The idea of bringing people in to be a part of the process in finding solutions was a common revelation across our table discussions. Who would better identify a viable solution to a problem, than those experiencing the problem themselves? Several around the table gave examples on how they opened up their processes for unconventional groups to weigh in. For example, in efforts to tackle homelessness in Austin, Texas, the homeless were taught how budgets and policies work at the municipal level, so that they were positioned to be able to put forth proposals to the city. After all, they are living, or have lived it first-hand, and nothing is more effective than engaging those who are affected.

‘Keeping up with the world’

To keep up with the world, we turn to the news as our primary outlet. However, the OGP summit reminded me that the news provides only a fraction of the picture of other countries, and mostly on the world stage. The summit gave me the rare opportunity to take an inside look at the actions these countries are taking on a grassroots level to better their communities.

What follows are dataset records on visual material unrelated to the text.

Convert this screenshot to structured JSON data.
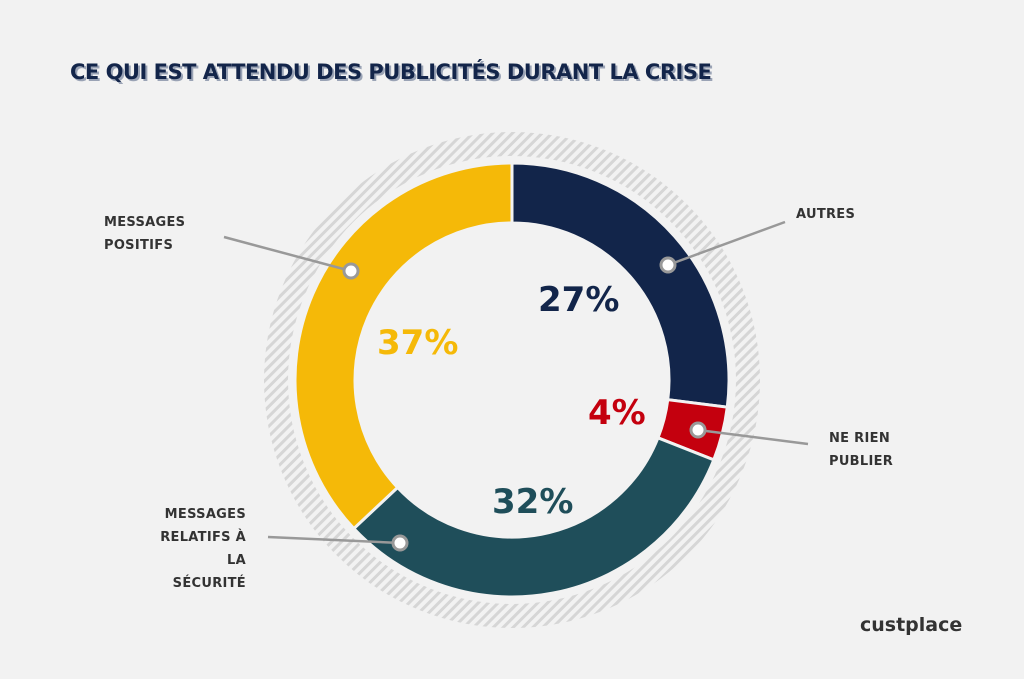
{
  "chart_data": {
    "type": "pie",
    "title": "CE QUI EST ATTENDU DES PUBLICITÉS DURANT LA CRISE",
    "slices": [
      {
        "label": "AUTRES",
        "value": 27,
        "value_label": "27%",
        "color": "#12254a"
      },
      {
        "label": "NE RIEN PUBLIER",
        "value": 4,
        "value_label": "4%",
        "color": "#c4000e"
      },
      {
        "label": "MESSAGES RELATIFS À LA SÉCURITÉ",
        "value": 32,
        "value_label": "32%",
        "color": "#1f4e5a"
      },
      {
        "label": "MESSAGES POSITIFS",
        "value": 37,
        "value_label": "37%",
        "color": "#f5b908"
      }
    ]
  },
  "labels": {
    "autres": "AUTRES",
    "ne_rien_1": "NE RIEN",
    "ne_rien_2": "PUBLIER",
    "securite_1": "MESSAGES",
    "securite_2": "RELATIFS À LA",
    "securite_3": "SÉCURITÉ",
    "positifs_1": "MESSAGES",
    "positifs_2": "POSITIFS"
  },
  "logo": "custplace"
}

It is within this kind of environment where a true exchange of ideas can take place and it reminded me that we should put our ears to the ground whenever we can.

‘Differing priorities’

I quickly noticed at the summit that the priorities are drastically different here; while some colleagues talk about hackathons and digital solutions, others talk about issues of poverty and literacy. It made me wonder what it would take to get everyone on the same level of priorities. As the summit progressed, thoughts ran through my head: are we hindering the development of other countries because we are too focused on the advancement of technology, rather than helping the world fulfill basic needs? Or, perhaps on the contrary, achieving successes in the digital age will in turn be able to help bring the world onto the same page more quickly and effectively? The benefits of open government wears many hats, I suppose.

It starts with a knock at your bubble

Being in a ‘comfortable’ space or bubble has more downfalls than one. Throughout the summit, it is mentioned that countries who have been embracing digital for years are now being ‘leap-frogged’ over by up-and-coming digital countries. This is a testament to the fact that being in a disadvantaged position will drive a nation to push for above and beyond, whereas it’s easy to sit comfortably upon mediocrity.

“The most powerful things in the world are the things that remind me that the world is incredibly big, and that my problems and I are inherently small.”

That’s why I will argue that the most powerful things in the world are the things that remind me that the world is incredibly big, and that my problems and I are inherently small. The OGP summit did just that for me, and my team and I walked away inspired to apply what we learned to our own work and our own initiatives.

There is so much in the world we believe we are restricted from seeing, but sometimes it’s simply a matter of opening our eyes.